We have general battery saving tips for Android and iPhone that may prove useful. In the case of an emergency with no mains power, more extreme measures may be required.

  • Turn off all features that are non-essential, like Bluetooth and WiFi.
  • Lower your screen brightness, and enable power saving if your phone supports it.
  • Turn off mobile data. This prevents apps like Facebook routinely checking in (and using power).
  • Avoid turning your phone off and on frequently, because that can use more power - if you don't need your phone for a few hours, consider using Airplane mode.
  • If your phone supports it, switching to 2G-only can conserve battery life.

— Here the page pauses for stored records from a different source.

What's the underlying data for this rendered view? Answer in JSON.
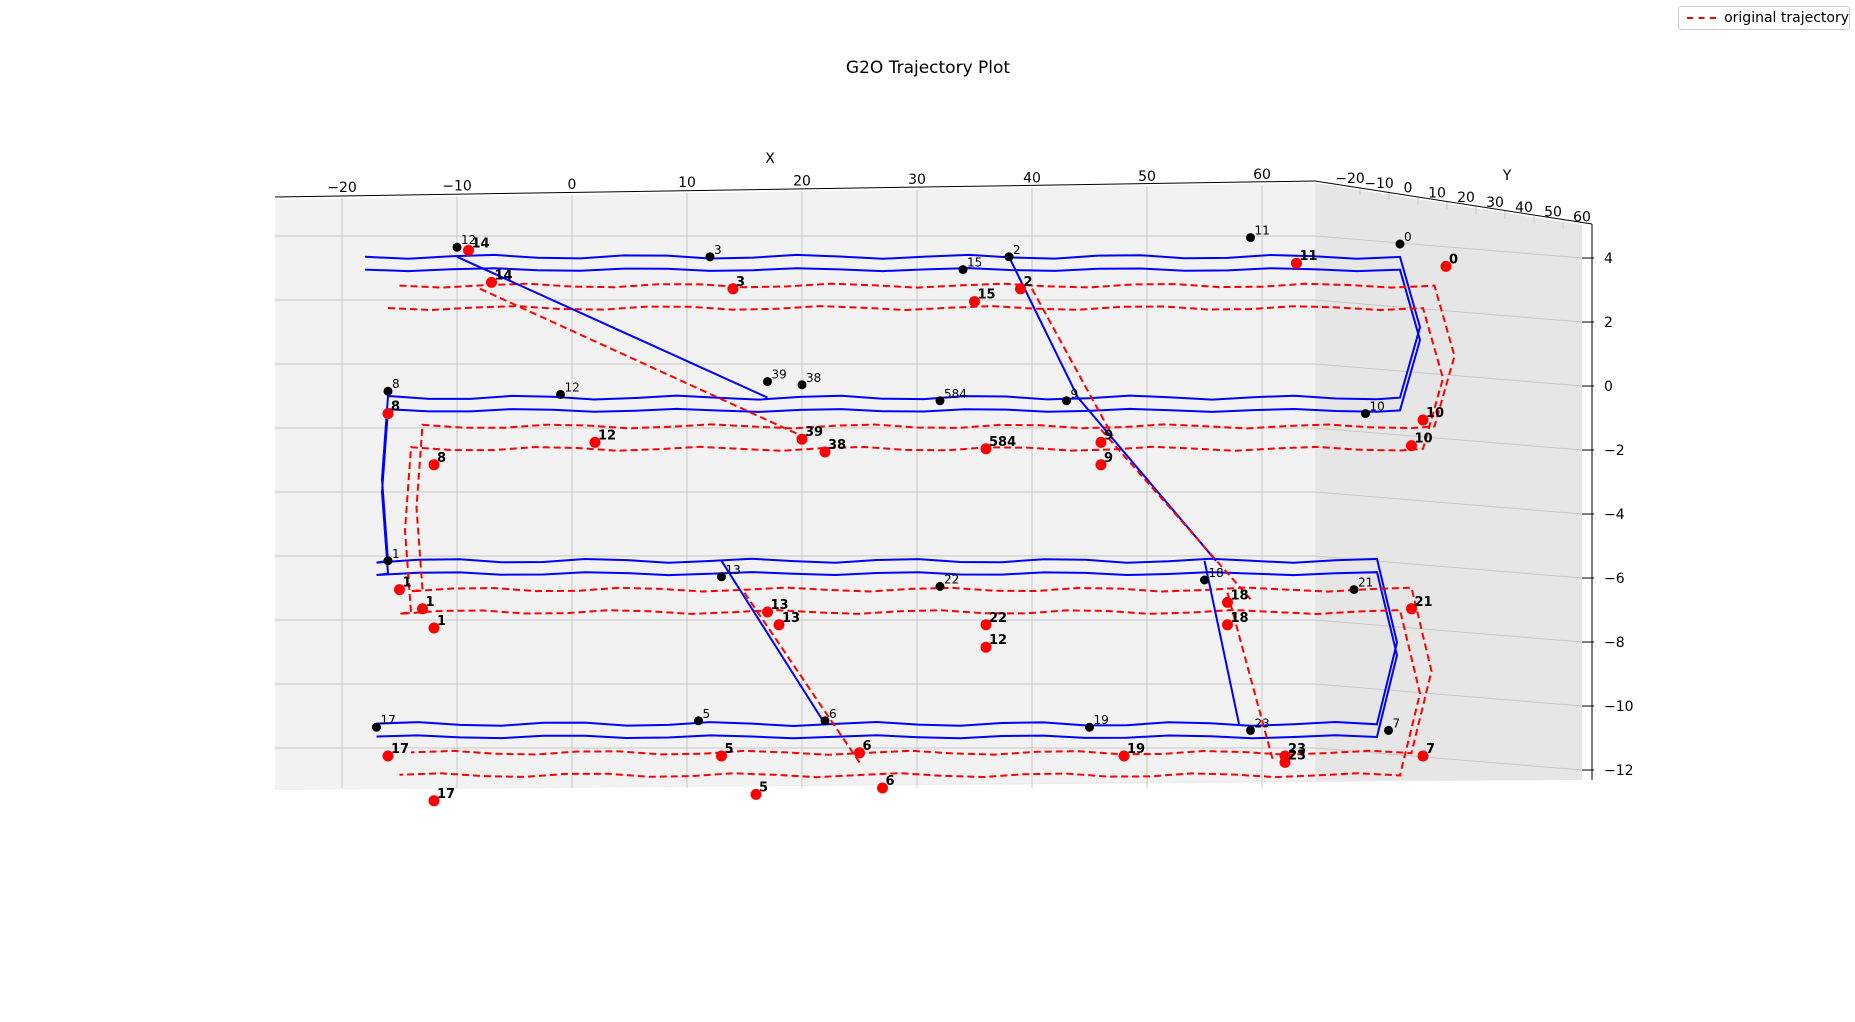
{
  "chart_data": {
    "type": "line",
    "title": "G2O Trajectory Plot",
    "xlabel": "X",
    "ylabel": "Y",
    "zlabel": "",
    "x_ticks": [
      "−20",
      "−10",
      "0",
      "10",
      "20",
      "30",
      "40",
      "50",
      "60"
    ],
    "y_ticks": [
      "−20",
      "−10",
      "0",
      "10",
      "20",
      "30",
      "40",
      "50",
      "60"
    ],
    "z_ticks": [
      "4",
      "2",
      "0",
      "−2",
      "−4",
      "−6",
      "−8",
      "−10",
      "−12"
    ],
    "grid": true,
    "legend_position": "top-right",
    "legend": [
      "original trajectory"
    ],
    "series": [
      {
        "name": "",
        "color": "#0000ff",
        "style": "solid"
      },
      {
        "name": "original trajectory",
        "color": "#ff0000",
        "style": "dashed"
      }
    ],
    "optimized_nodes": [
      {
        "id": "12",
        "x": -10,
        "z": 3.9
      },
      {
        "id": "3",
        "x": 12,
        "z": 3.6
      },
      {
        "id": "15",
        "x": 34,
        "z": 3.2
      },
      {
        "id": "2",
        "x": 38,
        "z": 3.6
      },
      {
        "id": "11",
        "x": 59,
        "z": 4.2
      },
      {
        "id": "0",
        "x": 72,
        "z": 4.0
      },
      {
        "id": "8",
        "x": -16,
        "z": -0.6
      },
      {
        "id": "12",
        "x": -1,
        "z": -0.7
      },
      {
        "id": "39",
        "x": 17,
        "z": -0.3
      },
      {
        "id": "38",
        "x": 20,
        "z": -0.4
      },
      {
        "id": "584",
        "x": 32,
        "z": -0.9
      },
      {
        "id": "9",
        "x": 43,
        "z": -0.9
      },
      {
        "id": "10",
        "x": 69,
        "z": -1.3
      },
      {
        "id": "1",
        "x": -16,
        "z": -5.9
      },
      {
        "id": "13",
        "x": 13,
        "z": -6.4
      },
      {
        "id": "22",
        "x": 32,
        "z": -6.7
      },
      {
        "id": "18",
        "x": 55,
        "z": -6.5
      },
      {
        "id": "21",
        "x": 68,
        "z": -6.8
      },
      {
        "id": "17",
        "x": -17,
        "z": -11.1
      },
      {
        "id": "5",
        "x": 11,
        "z": -10.9
      },
      {
        "id": "6",
        "x": 22,
        "z": -10.9
      },
      {
        "id": "19",
        "x": 45,
        "z": -11.1
      },
      {
        "id": "23",
        "x": 59,
        "z": -11.2
      },
      {
        "id": "7",
        "x": 71,
        "z": -11.2
      }
    ],
    "original_nodes": [
      {
        "id": "14",
        "x": -9,
        "z": 3.8
      },
      {
        "id": "14",
        "x": -7,
        "z": 2.8
      },
      {
        "id": "3",
        "x": 14,
        "z": 2.6
      },
      {
        "id": "15",
        "x": 35,
        "z": 2.2
      },
      {
        "id": "2",
        "x": 39,
        "z": 2.6
      },
      {
        "id": "11",
        "x": 63,
        "z": 3.4
      },
      {
        "id": "0",
        "x": 76,
        "z": 3.3
      },
      {
        "id": "8",
        "x": -16,
        "z": -1.3
      },
      {
        "id": "8",
        "x": -12,
        "z": -2.9
      },
      {
        "id": "12",
        "x": 2,
        "z": -2.2
      },
      {
        "id": "39",
        "x": 20,
        "z": -2.1
      },
      {
        "id": "38",
        "x": 22,
        "z": -2.5
      },
      {
        "id": "584",
        "x": 36,
        "z": -2.4
      },
      {
        "id": "9",
        "x": 46,
        "z": -2.2
      },
      {
        "id": "9",
        "x": 46,
        "z": -2.9
      },
      {
        "id": "10",
        "x": 74,
        "z": -1.5
      },
      {
        "id": "10",
        "x": 73,
        "z": -2.3
      },
      {
        "id": "1",
        "x": -15,
        "z": -6.8
      },
      {
        "id": "1",
        "x": -13,
        "z": -7.4
      },
      {
        "id": "1",
        "x": -12,
        "z": -8.0
      },
      {
        "id": "13",
        "x": 17,
        "z": -7.5
      },
      {
        "id": "13",
        "x": 18,
        "z": -7.9
      },
      {
        "id": "22",
        "x": 36,
        "z": -7.9
      },
      {
        "id": "12",
        "x": 36,
        "z": -8.6
      },
      {
        "id": "18",
        "x": 57,
        "z": -7.2
      },
      {
        "id": "18",
        "x": 57,
        "z": -7.9
      },
      {
        "id": "21",
        "x": 73,
        "z": -7.4
      },
      {
        "id": "17",
        "x": -16,
        "z": -12.0
      },
      {
        "id": "17",
        "x": -12,
        "z": -13.4
      },
      {
        "id": "5",
        "x": 13,
        "z": -12.0
      },
      {
        "id": "5",
        "x": 16,
        "z": -13.2
      },
      {
        "id": "6",
        "x": 25,
        "z": -11.9
      },
      {
        "id": "6",
        "x": 27,
        "z": -13.0
      },
      {
        "id": "19",
        "x": 48,
        "z": -12.0
      },
      {
        "id": "23",
        "x": 62,
        "z": -12.0
      },
      {
        "id": "23",
        "x": 62,
        "z": -12.2
      },
      {
        "id": "7",
        "x": 74,
        "z": -12.0
      }
    ]
  }
}
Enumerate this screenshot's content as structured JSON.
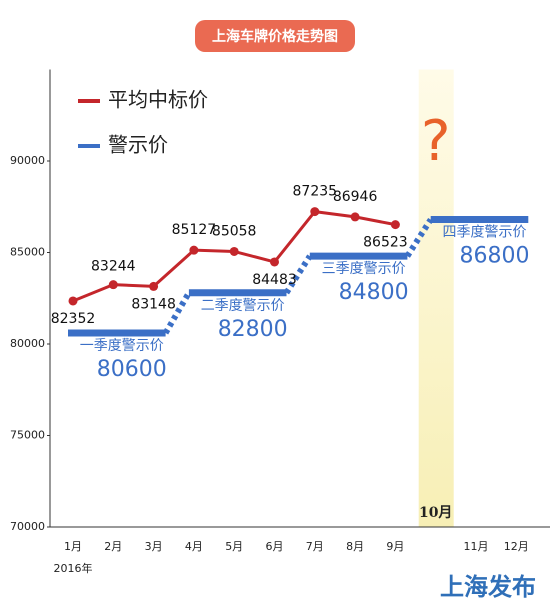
{
  "chart_data": {
    "type": "line",
    "title": "上海车牌价格走势图",
    "categories": [
      "1月",
      "2月",
      "3月",
      "4月",
      "5月",
      "6月",
      "7月",
      "8月",
      "9月",
      "10月",
      "11月",
      "12月"
    ],
    "year_label": "2016年",
    "series": [
      {
        "name": "平均中标价",
        "color": "#c4262b",
        "values": [
          82352,
          83244,
          83148,
          85127,
          85058,
          84483,
          87235,
          86946,
          86523,
          null,
          null,
          null
        ]
      },
      {
        "name": "警示价",
        "color": "#3b6fc6",
        "values": [
          80600,
          80600,
          80600,
          82800,
          82800,
          82800,
          84800,
          84800,
          84800,
          86800,
          86800,
          86800
        ]
      }
    ],
    "quarter_labels": [
      "一季度警示价",
      "二季度警示价",
      "三季度警示价",
      "四季度警示价"
    ],
    "highlight_category": 9,
    "annotation": "?",
    "source": "上海发布",
    "ylim": [
      70000,
      95000
    ],
    "yticks": [
      70000,
      75000,
      80000,
      85000,
      90000
    ]
  }
}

Network congested? Text, don't call

  • In an emergency like an earthquake, we recommend texting instead of calling wherever possible, and turning your smartphone's data connection off. During emergencies, there is heavy demand on resources and some cellsites may be unavailable or operating on backup battery power. Please consider the communication needs of others in addition to your own.

Vodafone network status

Landline and Computers

  • If you have a landline phone, it is good to have an older-style corded phone which does not require mains power. In the event of a power cut, you may be able to use this when cordless phones would not work.
  • Surge protectors are a great idea to protect sensitive home electronics like computers and broadband modems in the event of lightning strikes or major power surges.

For your emergency kit

  • Many mobile phones have built-in FM radios - these usually require a wired headset to function (It acts as the radio antenna). As FM radio can be extremely useful for urgent emergency communications, you may wish to keep a spare headset packed in with other emergency supplies.
  • Consider picking up an external battery pack with a USB charging port on it - these can hold their charge for a long time, and can be very helpful - especially if friends or relatives have phones running on an empty tank.